HenrikBengtsson / R.matlab

R package: R.matlab
https://cran.r-project.org/package=R.matlab
86 stars 25 forks source link

writeMat / readMat: dot <-> underscore conversion is not bidirectional #36

Closed epiasini closed 8 years ago

epiasini commented 8 years ago

readMat converts automatically any underscore contained in variable names to dots, which is very helpful and convenient. It would be great if this could also happen the other way around, when using writeMat.

HenrikBengtsson commented 8 years ago

You're asking for R name foo.bar to MATLAB name foo_bar, correct?

Interestingly, MATLAB can read variables with dots / periods in their names. For example, in R:

> R.matlab::writeMat("foo.mat", a.b=1, c_d=2)

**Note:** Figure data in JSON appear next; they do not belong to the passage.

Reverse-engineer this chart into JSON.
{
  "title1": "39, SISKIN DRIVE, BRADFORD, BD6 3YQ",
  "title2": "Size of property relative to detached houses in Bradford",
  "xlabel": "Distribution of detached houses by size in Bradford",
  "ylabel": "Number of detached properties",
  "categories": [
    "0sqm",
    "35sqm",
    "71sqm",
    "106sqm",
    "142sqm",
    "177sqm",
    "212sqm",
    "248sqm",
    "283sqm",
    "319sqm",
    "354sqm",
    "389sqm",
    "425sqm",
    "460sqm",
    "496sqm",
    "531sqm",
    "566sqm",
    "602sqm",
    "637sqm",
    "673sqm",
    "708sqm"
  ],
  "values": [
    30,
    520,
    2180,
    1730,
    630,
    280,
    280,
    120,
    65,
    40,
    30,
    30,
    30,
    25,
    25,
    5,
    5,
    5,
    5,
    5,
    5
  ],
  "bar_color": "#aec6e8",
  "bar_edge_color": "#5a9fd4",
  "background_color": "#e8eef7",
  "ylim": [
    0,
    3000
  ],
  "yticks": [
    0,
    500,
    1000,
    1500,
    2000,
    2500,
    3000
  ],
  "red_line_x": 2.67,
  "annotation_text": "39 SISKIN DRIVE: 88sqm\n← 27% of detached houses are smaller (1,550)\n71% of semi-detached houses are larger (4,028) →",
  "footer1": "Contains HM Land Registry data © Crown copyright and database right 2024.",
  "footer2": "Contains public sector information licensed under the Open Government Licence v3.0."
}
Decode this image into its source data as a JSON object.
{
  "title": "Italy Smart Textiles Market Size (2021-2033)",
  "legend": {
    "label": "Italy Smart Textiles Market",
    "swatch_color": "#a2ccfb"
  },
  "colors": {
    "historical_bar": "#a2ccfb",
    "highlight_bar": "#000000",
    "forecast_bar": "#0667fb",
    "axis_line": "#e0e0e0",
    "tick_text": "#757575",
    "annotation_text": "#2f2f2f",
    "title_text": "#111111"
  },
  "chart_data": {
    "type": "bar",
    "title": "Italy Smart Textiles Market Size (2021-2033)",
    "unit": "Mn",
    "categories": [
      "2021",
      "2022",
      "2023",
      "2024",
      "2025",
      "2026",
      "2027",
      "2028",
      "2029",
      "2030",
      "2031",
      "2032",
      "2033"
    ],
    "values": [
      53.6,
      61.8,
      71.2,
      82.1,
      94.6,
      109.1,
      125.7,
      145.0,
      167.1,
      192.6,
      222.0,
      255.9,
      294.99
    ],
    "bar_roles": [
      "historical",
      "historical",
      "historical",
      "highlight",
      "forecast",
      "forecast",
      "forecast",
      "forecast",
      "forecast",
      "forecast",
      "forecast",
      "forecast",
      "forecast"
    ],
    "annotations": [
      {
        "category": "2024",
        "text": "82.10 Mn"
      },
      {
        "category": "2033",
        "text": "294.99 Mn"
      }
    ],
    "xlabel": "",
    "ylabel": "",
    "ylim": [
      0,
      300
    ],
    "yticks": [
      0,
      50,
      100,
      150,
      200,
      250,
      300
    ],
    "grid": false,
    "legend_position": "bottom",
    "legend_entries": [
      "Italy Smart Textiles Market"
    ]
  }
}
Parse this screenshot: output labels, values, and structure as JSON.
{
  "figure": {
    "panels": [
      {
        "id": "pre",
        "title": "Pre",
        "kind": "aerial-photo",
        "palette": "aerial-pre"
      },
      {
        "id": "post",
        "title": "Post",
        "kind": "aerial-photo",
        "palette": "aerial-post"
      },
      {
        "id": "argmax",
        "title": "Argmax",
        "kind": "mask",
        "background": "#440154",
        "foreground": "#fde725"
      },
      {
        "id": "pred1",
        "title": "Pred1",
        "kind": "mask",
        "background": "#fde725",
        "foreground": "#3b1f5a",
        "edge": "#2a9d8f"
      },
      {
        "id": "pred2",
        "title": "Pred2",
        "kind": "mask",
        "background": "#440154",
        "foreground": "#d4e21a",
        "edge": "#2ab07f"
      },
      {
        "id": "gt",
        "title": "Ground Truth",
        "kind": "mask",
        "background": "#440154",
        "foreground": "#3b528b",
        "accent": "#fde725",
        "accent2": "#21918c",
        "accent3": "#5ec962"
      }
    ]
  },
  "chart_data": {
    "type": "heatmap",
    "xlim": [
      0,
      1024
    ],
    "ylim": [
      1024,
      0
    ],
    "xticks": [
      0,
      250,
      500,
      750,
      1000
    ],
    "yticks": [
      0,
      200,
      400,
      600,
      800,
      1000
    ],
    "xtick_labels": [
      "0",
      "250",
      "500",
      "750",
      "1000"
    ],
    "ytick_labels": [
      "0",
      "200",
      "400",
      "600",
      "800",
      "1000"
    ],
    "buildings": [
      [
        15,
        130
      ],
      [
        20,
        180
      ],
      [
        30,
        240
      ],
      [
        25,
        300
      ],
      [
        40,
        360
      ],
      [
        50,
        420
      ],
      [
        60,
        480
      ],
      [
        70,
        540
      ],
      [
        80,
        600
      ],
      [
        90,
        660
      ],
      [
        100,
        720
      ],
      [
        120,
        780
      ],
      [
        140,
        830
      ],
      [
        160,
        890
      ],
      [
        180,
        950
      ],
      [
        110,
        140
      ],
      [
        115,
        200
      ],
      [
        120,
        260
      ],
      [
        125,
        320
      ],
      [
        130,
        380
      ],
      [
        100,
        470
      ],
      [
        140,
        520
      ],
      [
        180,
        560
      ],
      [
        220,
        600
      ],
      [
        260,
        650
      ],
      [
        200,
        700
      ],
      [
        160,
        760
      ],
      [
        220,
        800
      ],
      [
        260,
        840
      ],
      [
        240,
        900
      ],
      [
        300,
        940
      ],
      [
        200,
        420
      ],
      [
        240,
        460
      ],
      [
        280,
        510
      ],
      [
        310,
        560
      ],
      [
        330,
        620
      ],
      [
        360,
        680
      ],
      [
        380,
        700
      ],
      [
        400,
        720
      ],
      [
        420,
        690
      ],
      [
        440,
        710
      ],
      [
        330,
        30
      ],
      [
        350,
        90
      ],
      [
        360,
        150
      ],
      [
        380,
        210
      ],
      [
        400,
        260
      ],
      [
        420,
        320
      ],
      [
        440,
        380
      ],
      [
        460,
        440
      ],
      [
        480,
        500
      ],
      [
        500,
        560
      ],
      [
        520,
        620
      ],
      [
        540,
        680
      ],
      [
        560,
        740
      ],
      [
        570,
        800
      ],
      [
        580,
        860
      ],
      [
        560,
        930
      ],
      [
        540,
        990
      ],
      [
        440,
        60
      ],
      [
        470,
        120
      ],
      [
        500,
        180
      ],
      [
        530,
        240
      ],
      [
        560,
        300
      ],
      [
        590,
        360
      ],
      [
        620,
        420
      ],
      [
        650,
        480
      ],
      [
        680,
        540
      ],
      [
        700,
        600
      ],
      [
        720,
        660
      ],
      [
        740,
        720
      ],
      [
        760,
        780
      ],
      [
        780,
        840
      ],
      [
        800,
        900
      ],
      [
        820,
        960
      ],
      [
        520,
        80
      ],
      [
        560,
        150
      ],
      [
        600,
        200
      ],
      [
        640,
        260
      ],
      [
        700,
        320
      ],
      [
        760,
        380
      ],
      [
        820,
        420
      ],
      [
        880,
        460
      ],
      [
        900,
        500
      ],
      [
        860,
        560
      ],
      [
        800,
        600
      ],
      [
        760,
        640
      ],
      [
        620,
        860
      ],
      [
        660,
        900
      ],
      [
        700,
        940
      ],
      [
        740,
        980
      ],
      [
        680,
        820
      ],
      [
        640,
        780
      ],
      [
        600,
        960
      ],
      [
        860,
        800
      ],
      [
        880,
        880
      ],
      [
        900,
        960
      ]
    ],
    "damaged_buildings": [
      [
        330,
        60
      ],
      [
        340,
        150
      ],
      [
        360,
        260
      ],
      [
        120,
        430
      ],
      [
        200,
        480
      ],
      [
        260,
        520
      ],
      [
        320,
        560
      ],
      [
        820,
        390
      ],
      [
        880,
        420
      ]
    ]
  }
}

and in then in MATLAB (7.14.0.739):

>> load foo                    
>> who

Your variables are:

a.b  c_d  

but I'm actually not sure how to access variable a.b in MATLAB (haven't used much MATLAB the last decade or so), e.g. we get:

>> a.b 
Undefined variable "a" or function "a.b".
>> isvarname('a.b')

ans =

     0

>> isvarname('a_b')

ans =

     1

Thus, I guess writeMat() shouldn't really generate such variable names (unless they're actually valid). If so, adding a fixNames=TRUE argument might be reasonable.

BTW, readMat(..., fixNames=FALSE) prevents the renaming from underscores to dots, e.g.

> writeMat("foo.mat", a.b=1, c_d=2)
> readMat("foo.mat") ## Defaults to fixNames=TRUE
$a.b
[1] 1

$c.d
[1] 2

> readMat("foo.mat", fixNames=FALSE)
$a.b
[1] 1

$c_d
[1] 2

The reason for fixNames=TRUE being the default is that in the past a_1 was equivalent to a <- 1 (back in the terminal days). However, since those days the R parser has been updated to allow for underscore in variable names, i.e. a_1 <- 2 is now perfectly valid and does what we expect. Because of this, maybe the new default for readMat() should fixNames=FALSE.

epiasini commented 8 years ago

Thanks for the reply! yes, that was what I meant. The period is still not included in the characters allowed in variable names in MATLAB, so yes, I suppose having a fixNames argument in writeMat could make sense.

Regarding the defaults, whatever makes more sense to you. Personally I'd be partial to keeping the existing behaviour in readMat and mirroring it in writeMat, on the grounds that variable names with periods are omnipresent in R (and even recommended.. this is you, right?) but are not supported in MATLAB, so this would suggest defaulting fixNames=TRUE in writeMat, and in turn defaulting to the same value in readMat for symmetry. But I can also see how one can argue that by default the library shouldn't meddle with the variable names chosen by the user..

Anyway, thanks a lot again!

HenrikBengtsson commented 8 years ago

Please try with:

source('http://callr.org/install#HenrikBengtsson/R.matlab@develop')

I've added writeMat(..., fixNames=TRUE). This (new) default behavior makes sense since periods are invalid on the MATLAB side for variable names (and I assume also for field names). I won't worry about changing the current default for readMat(..., fixNames=TRUE) for now, although it could be FALSE these days.

Also, it's of course not possible to make mixed cases truly bijective, e.g. a_b.c. That will end up as either a_b_c or a.b.c for a writeMat() -> readMat() sequence.